Parents in faith-healing case never considered calling a doctor

OREGON CITY, Oregon (RNS) Carl and Raylene Worthington told detectives that they never considered calling a doctor, even as their 15-month-old daughter deteriorated and died. “I don’t believe in them,” Carl Worthington said of doctors. “I believe in faith healing.” Raylene Worthington said that her religious beliefs do not encompass medical care and that she […]

OREGON CITY, Oregon (RNS) Carl and Raylene Worthington told detectives that they never considered calling a doctor, even as their 15-month-old daughter deteriorated and died.

“I don’t believe in them,” Carl Worthington said of doctors. “I believe in faith healing.”

Raylene Worthington said that her religious beliefs do not encompass medical care and that she would not have done anything different for her daughter, who died at home of pneumonia, a blood infection and other complications.


In Clackamas County Circuit Court on Wednesday (July 1), prosecutors played videotaped police interviews with the Worthingtons, who are accused of criminal mistreatment and manslaughter for failing to provide medical care for their daughter. Ava Worthington died March 2, 2008, after her parents and other members of the Followers of Christ tried to treat her with faith healing.

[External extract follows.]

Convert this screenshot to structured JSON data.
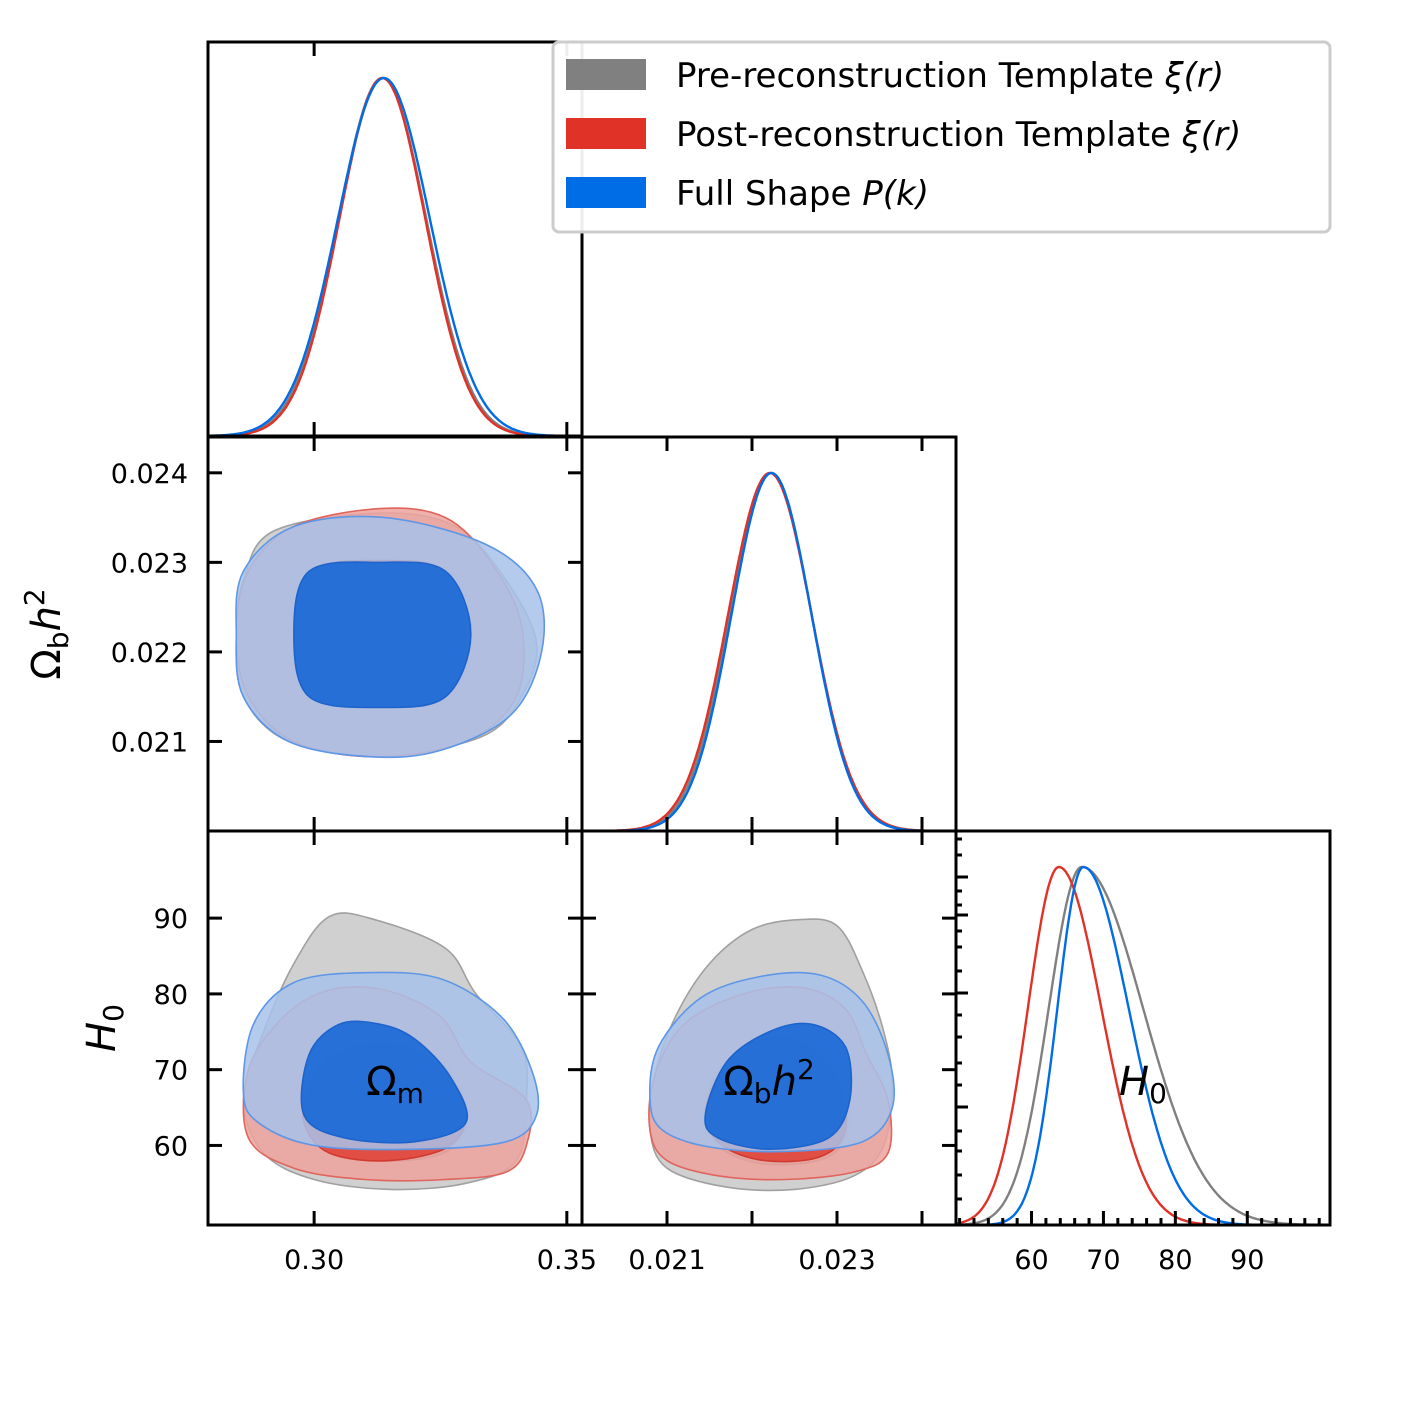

Ava’s father, who goes by Brent, his middle name, said Ava came down with what appeared to be a cold or the flu. Within days, her breathing became labored and the family turned to its traditional faith-healing rituals, praying, fasting, anointing the body with oil, administering diluted wine and laying on of hands.

Brent Worthington said he thought there was “a possibility” his daughter was so sick she could die. Then, after a final session of laying on of hands, “she perked up,” he said. She grabbed her bottle and “took some food.”

Two hours later Ava was dead.

Brent Worthington told detectives no one in his immediate family has ever been to a doctor or used prescription or over-the-counter medicine. “It’s not something we believe in.”

Asked if she would have taken Ava to a doctor if she knew her child was dying, Raylene Worthington said, “I don’t know.”

Brent Worthington said that forgoing medical treatment is probably difficult for outsiders to understand. For him, medical treatment “is not a question. It’s not even thought.”


When the detectives told Worthington that the law requires a parent to provide adequate medical care, he said he had provided care.

“I did everything I could do for her,” Worthington said. “What I was doing was working,” he said. “She was getting relief.”

Dr. Christopher Young, the deputy state medical examiner who conducted the girl’s autopsy, testified that “the absence of action led to her death.”